Re: [Boost-users] Re: Boost.Python - implementing slicing on extension container class

16 Sep 2003

      At 16:11 16/09/2003 -0400, you wrote:
...
Steve Horne <steve@ninereeds.fsnet.co.uk> writes:
...
The main motivations in writing the C++ library were basically that
the standard library containers are too fragile, lack useful
functionality that cannot reasonably be retrofitted, and probably
(due to the red-black trees assumption of a constant-time memory
access model which is decades out of date and ignores the everyday
facts of caching and virtual memory) unnecessarily slow.
Fascinating.  Submitting these to Boost, perchance?
That sounds like an uphill struggle to me. My choosing to opt out of using 
the STL containers myself is one thing, but submitting an incompatible 
alternative to the standard library containers for widespread use is 
something very different.
...
...
Using my containers, object lifetime and validity is already managed
even in C++, so I really don't need to worry about it in Python.
I guess I'll have to trust you on that one.  It's hard to see how you
can accomplish your goals of optimizing speed and safety at the same
time.
Of course there are trade-offs. I gain speed in some circumstances by my 
choice of data structure. I lose speed due to the management and in order 
to maintain auxiliary data within that structure which is used to provide 
the extra features. And of course in some circumstances the standard 
containers will be faster even if that management and auxiliary data is 
disregarded.

There's also nothing revolutionary about the data structure I'm using - it 
is essentially a very old and heavily tried-and-tested data structure. It's 
just a variation of the age-old multiway trees, but stored in main memory 
instead of on disk. In an age where caching and virtual memory are an 
everyday fact of life on desktop PCs, I figure that main memory accesses 
have a lot in common with disk accesses - though of course this would not 
be true with most embedded systems.

By using a multiway tree rather than a binary tree, you lose the ability to 
restructure the tree with only pointer rotations (you need to physically 
move items on insertions and deletions) but you gain in cache and virtual 
memory friendliness. Reads and simple writes are fast, and on the 
assumption that most data gets read several times after being inserted 
once, that can be a good tradeoff. And unlike an std::vector, the number of 
items that need to be shifted is strictly limited by the size of the node.
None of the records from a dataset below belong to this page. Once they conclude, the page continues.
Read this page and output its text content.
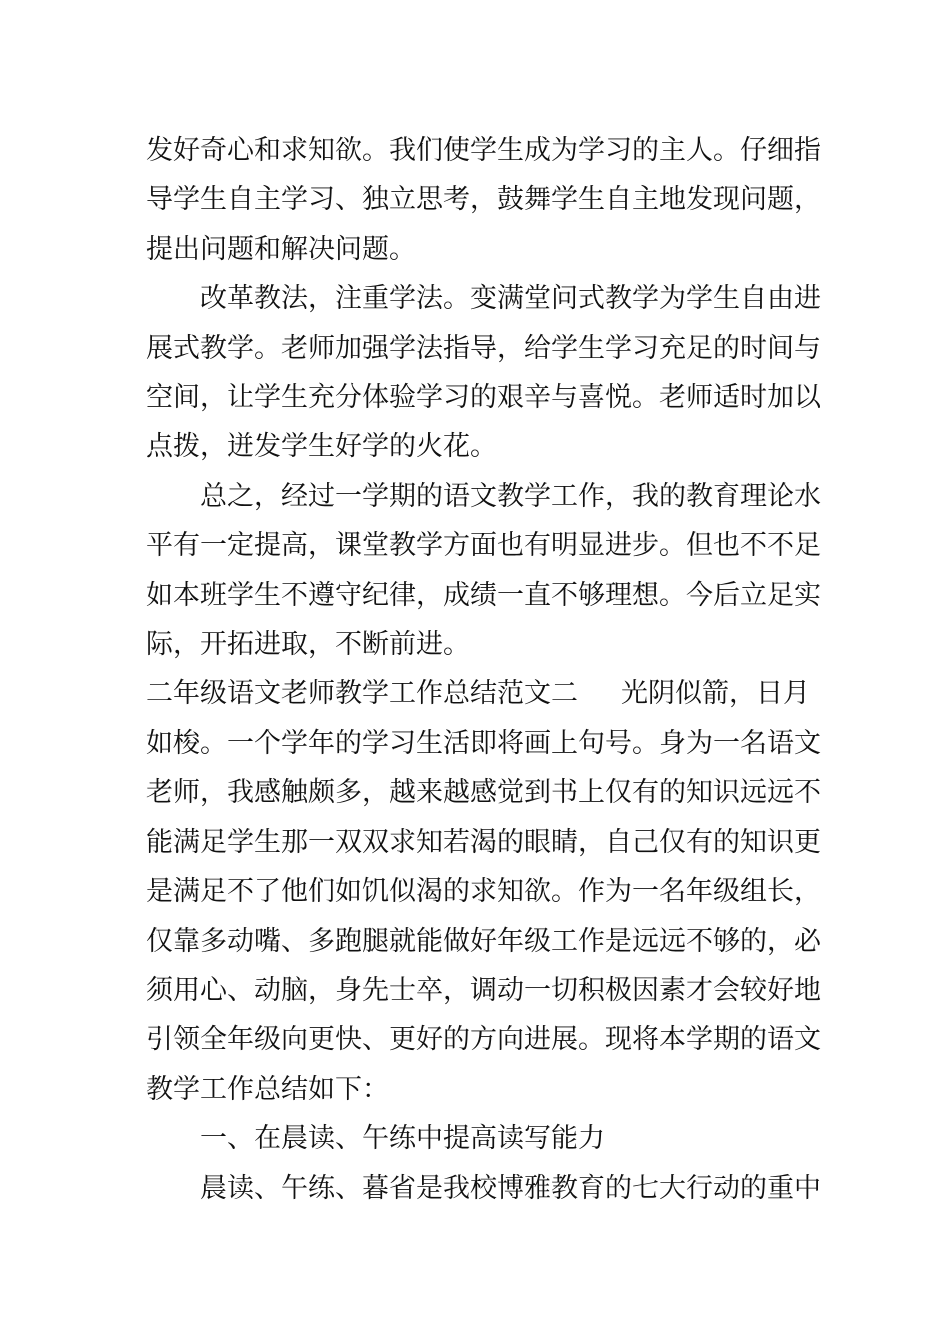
发好奇心和求知欲。我们使学生成为学习的主人。仔细指
导学生自主学习、独立思考，鼓舞学生自主地发现问题，
提出问题和解决问题。
改革教法，注重学法。变满堂问式教学为学生自由进
展式教学。老师加强学法指导，给学生学习充足的时间与
空间，让学生充分体验学习的艰辛与喜悦。老师适时加以
点拨，迸发学生好学的火花。
总之，经过一学期的语文教学工作，我的教育理论水
平有一定提高，课堂教学方面也有明显进步。但也不不足
如本班学生不遵守纪律，成绩一直不够理想。今后立足实
际，开拓进取，不断前进。
二年级语文老师教学工作总结范文二 光阴似箭，日月
如梭。一个学年的学习生活即将画上句号。身为一名语文
老师，我感触颇多，越来越感觉到书上仅有的知识远远不
能满足学生那一双双求知若渴的眼睛，自己仅有的知识更
是满足不了他们如饥似渴的求知欲。作为一名年级组长，
仅靠多动嘴、多跑腿就能做好年级工作是远远不够的，必
须用心、动脑，身先士卒，调动一切积极因素才会较好地
引领全年级向更快、更好的方向进展。现将本学期的语文
教学工作总结如下：
一、在晨读、午练中提高读写能力
晨读、午练、暮省是我校博雅教育的七大行动的重中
I've gone with essentially what I believe are B+ trees (I've found it 
difficult to get good definitions of the difference between B trees and B+ 
trees). That is, data is only held in 'leaf' nodes at the bottom layer of 
the tree. It's also convenient to have prev and next links in the leaf 
nodes for easy iteration, and for each leaf node to have a pointer to a 
singly-linked chain of iterators (meaning that maintenance operations only 
have to deal with the normally small number of iterators that refer into 
one or two leaf nodes).

Add a count of the number of items in the subtree to each branch node and 
subscripted access (while certainly not std::vector-fast) is also 
reasonable. And because these nodes are quite large, the overheads are 
quite small.

The convenience and safety benefits are always there, but speed benefits 
are much more dubious. It's very easy to find cases where the standard 
library containers will be much faster - if the items being held are large 
and complex so that shifting the items within a node is slow, for instance.

Anyway, my code has several problems. Not least (1) it belongs to my 
employer, and (2) it wasn't written to fit in with existing C++ libraries. 
I'd love to think that the idea behind them might be adopted more widely, 
but I suspect it's more of a niche thing - and maybe that niche is just me.